Description Usage Arguments Details Value See Also Examples
Fit a pliable lasso model over a path of regularization values
1 2 3 4 5 6 | pliable(x, z, y, lambda = NULL, nlambda = 50, alpha = 0.5,
family = c("gaussian", "binomial"), lambda.min.ratio = NULL,
w = NULL, thr = 1e-05, tt = NULL, penalty.factor = rep(1,
ncol(x)), maxit = 10000, mxthit = 100, mxkbt = 100, mxth = 1000,
kpmax = 1e+05, kthmax = 1e+05, verbose = FALSE, maxinter = 500,
zlinear = TRUE, screen = NULL)
|
x |
n by p matrix of predictors |
z |
n by nz matrix of modifying variables. The elements of z may represent quantitative or categorical variables, or a mixture of the two. Categorical varables should be coded by 0-1 dummy variables: for a k-level variable, one can use either k or k-1 dummy variables. |
y |
n-vector of responses. The x and z variables are centered in the function. We recommmend that x and z also be standardized before the call via x<-scale(x,T,T)/sqrt(nrow(x)-1); z<-scale(z,T,T)/sqrt(nrow(z)-1) |
lambda |
decreasing sequence of lam values desired. Default NULL. If NULL, computed in function |
nlambda |
number of lambda values desired (default 50). |
alpha |
mixing parameter- default 0.5 |
family |
response type- either "gaussian", "binomial". In the binomial case, y should be 0s and 1s. family "cox" (Prop Hazards model for right-censored data) will be implemented if there is popular demand |
lambda.min.ratio |
the smallest value for lambda , as a fraction of lambda.max, the (data derived) entry value (i.e. the smallest value for which all coefficients are zero). Default is 0.001 if n>p, and 0.01 if n< p. Along with "screen" (see below), this parameter is a main parameter controlling the runtime of the algorithm, With a smaller lambda.min.ratio, more interactions will typically be entered.
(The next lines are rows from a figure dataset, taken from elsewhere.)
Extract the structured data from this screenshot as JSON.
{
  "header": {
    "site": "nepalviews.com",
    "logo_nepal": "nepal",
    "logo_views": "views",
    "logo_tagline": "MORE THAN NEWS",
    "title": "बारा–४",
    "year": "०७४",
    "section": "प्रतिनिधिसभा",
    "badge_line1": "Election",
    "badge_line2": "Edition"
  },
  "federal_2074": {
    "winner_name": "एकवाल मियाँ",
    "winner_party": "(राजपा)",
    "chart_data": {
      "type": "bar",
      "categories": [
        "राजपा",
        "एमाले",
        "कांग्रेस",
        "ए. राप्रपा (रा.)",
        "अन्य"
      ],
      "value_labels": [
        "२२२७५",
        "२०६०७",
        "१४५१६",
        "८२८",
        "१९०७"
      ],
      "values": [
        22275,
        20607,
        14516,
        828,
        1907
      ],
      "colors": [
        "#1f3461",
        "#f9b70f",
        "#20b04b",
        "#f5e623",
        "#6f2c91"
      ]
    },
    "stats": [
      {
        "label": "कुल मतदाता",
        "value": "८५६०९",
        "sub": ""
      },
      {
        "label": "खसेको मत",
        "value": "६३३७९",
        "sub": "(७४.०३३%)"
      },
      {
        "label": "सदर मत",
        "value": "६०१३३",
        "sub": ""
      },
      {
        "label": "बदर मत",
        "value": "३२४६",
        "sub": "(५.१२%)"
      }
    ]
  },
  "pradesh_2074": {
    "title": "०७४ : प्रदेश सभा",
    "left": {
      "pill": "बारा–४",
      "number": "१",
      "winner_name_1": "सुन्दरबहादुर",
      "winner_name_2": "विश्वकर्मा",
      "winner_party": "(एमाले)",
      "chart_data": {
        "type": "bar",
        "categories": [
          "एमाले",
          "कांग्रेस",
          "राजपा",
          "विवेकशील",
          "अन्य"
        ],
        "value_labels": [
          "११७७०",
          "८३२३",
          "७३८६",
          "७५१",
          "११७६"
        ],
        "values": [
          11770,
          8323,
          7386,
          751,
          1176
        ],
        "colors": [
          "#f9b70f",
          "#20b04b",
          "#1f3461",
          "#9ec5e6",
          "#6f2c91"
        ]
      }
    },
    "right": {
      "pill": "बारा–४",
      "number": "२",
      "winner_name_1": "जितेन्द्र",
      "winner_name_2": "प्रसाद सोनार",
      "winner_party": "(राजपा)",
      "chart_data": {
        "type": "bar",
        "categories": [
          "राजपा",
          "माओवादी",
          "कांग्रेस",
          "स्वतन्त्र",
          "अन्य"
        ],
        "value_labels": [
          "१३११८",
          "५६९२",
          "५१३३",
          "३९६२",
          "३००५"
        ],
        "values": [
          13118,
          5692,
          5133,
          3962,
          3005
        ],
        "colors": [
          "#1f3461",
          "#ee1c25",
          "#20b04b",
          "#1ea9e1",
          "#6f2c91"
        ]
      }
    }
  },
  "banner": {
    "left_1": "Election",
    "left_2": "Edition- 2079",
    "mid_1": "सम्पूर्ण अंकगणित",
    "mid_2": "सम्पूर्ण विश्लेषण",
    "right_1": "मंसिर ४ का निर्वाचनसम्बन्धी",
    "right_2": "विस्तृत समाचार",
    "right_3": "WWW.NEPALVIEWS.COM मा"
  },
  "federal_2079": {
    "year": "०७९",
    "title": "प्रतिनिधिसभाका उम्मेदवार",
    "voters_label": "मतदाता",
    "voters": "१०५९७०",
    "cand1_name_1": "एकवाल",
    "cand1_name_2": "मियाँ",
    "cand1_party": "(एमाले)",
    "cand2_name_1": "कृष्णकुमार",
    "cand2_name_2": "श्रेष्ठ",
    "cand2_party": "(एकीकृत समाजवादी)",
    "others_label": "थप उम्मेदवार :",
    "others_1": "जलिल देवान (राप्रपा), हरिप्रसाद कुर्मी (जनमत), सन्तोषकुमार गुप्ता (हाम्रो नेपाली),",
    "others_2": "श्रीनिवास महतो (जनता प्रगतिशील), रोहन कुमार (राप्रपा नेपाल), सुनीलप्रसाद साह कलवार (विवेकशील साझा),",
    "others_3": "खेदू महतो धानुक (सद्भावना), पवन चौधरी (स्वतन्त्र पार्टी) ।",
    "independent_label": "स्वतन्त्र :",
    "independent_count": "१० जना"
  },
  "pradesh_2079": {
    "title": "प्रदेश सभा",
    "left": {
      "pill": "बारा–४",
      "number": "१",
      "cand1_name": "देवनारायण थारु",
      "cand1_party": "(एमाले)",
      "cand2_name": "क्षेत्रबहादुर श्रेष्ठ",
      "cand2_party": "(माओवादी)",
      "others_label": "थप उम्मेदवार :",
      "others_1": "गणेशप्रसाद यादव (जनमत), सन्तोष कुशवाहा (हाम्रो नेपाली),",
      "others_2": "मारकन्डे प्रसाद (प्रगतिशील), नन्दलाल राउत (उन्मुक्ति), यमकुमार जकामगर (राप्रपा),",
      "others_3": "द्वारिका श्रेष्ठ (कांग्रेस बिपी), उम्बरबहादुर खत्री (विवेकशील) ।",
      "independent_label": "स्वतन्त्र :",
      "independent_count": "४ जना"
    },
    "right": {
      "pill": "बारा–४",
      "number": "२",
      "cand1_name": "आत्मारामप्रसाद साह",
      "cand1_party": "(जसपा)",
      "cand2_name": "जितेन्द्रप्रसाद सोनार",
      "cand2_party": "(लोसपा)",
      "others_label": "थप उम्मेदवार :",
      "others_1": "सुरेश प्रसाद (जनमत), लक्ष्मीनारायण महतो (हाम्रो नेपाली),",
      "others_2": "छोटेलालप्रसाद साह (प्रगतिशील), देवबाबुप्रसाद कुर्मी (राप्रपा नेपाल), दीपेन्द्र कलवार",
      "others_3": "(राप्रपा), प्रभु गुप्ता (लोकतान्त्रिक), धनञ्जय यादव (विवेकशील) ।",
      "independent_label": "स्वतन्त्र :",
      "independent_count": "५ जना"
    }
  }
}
If the algorithm stalls or stops near the end of the path, trying increasing lambda.min.ratio On the other hand, if a more complex fit is desired, or the cross-validation curve from cv.pliable is still going down at the end of the path, consider decreasing lambda.min.ratio |
w |
n-vector of observation wts (Default: all ones). Not currently used with Cox family. |
thr |
convergence threshold for estimation of beta and joint estimation of (beta,theta). Default 1e-5 |
tt |
initial factor for Generalized grad algorithm for joint estimation of main effects and interaction parameters- default 0.1/mean(x^2) |
penalty.factor |
vector of penalty factors, one for each X predictors. Default: a vector of ones |
maxit |
maximum number of iterations in loop for one lambda. Default 10000 |
mxthit |
maximum number of theta solution iterations. Default 1000 |
mxkbt |
maximum number of backtracking iterations. Default 100 |
mxth |
maximum internal theta storage. Default 1000 |
kpmax |
maximum dimension of main effect storage. Default 100000 |
kthmax |
maximum dimension of interaction storage. Default 100000 |
verbose |
Should information be printed along the way? Default FALSE |
maxinter |
Maximum number of interactions allowed in the model. Default 500 |
zlinear |
Should an (unregularized) linear term for z be included in the model? Default TRUE. |
screen |
Screening quantile for features: for example a value screen=0.7 means that we keep only those features with univariate t-stats above the 0.7 quantile of all features. Default is NULL, meaning that all features are kept |
This function fits a pliable lasso model over a sequence of lambda (regularization) values. The inputs are a feature matrix x, response vector y and a matrix of modifying variables z. The pliable lasso is a generalization of the lasso in which the weights multiplying the features x are allowed to vary as a function of a set of modifying variables z. The model has the form:
yhat=beta0+ z%*% betaz+ rowSums( x[,j]*beta[j] + x[,j]*z%*% theta[j,])
The parameters are beta0 (scalar), betaz (nz-vector), beta (p-vector) and theta (p by nz). The (convex) optimization problem is
minimize_(beta0,betaz,beta,theta) (1/(2n))* sum_i ((y_i-yhat_i)^2) +(1-alpha)*lambda* sum_j (||(beta_j,theta_j)||_2 +||theta_j)|| +alpha*lambda* sum_j||theta_j||_1
A blockwise coordinate descent procedure is employed for the optimization.
A trained pliable object with the following components:
param: values of lambda used
beta: matrix of estimated beta coefficients ncol(x) by length(lambda).
theta: array of estimated theta coefficients ncol(x) by ncol(z) by length(lambda).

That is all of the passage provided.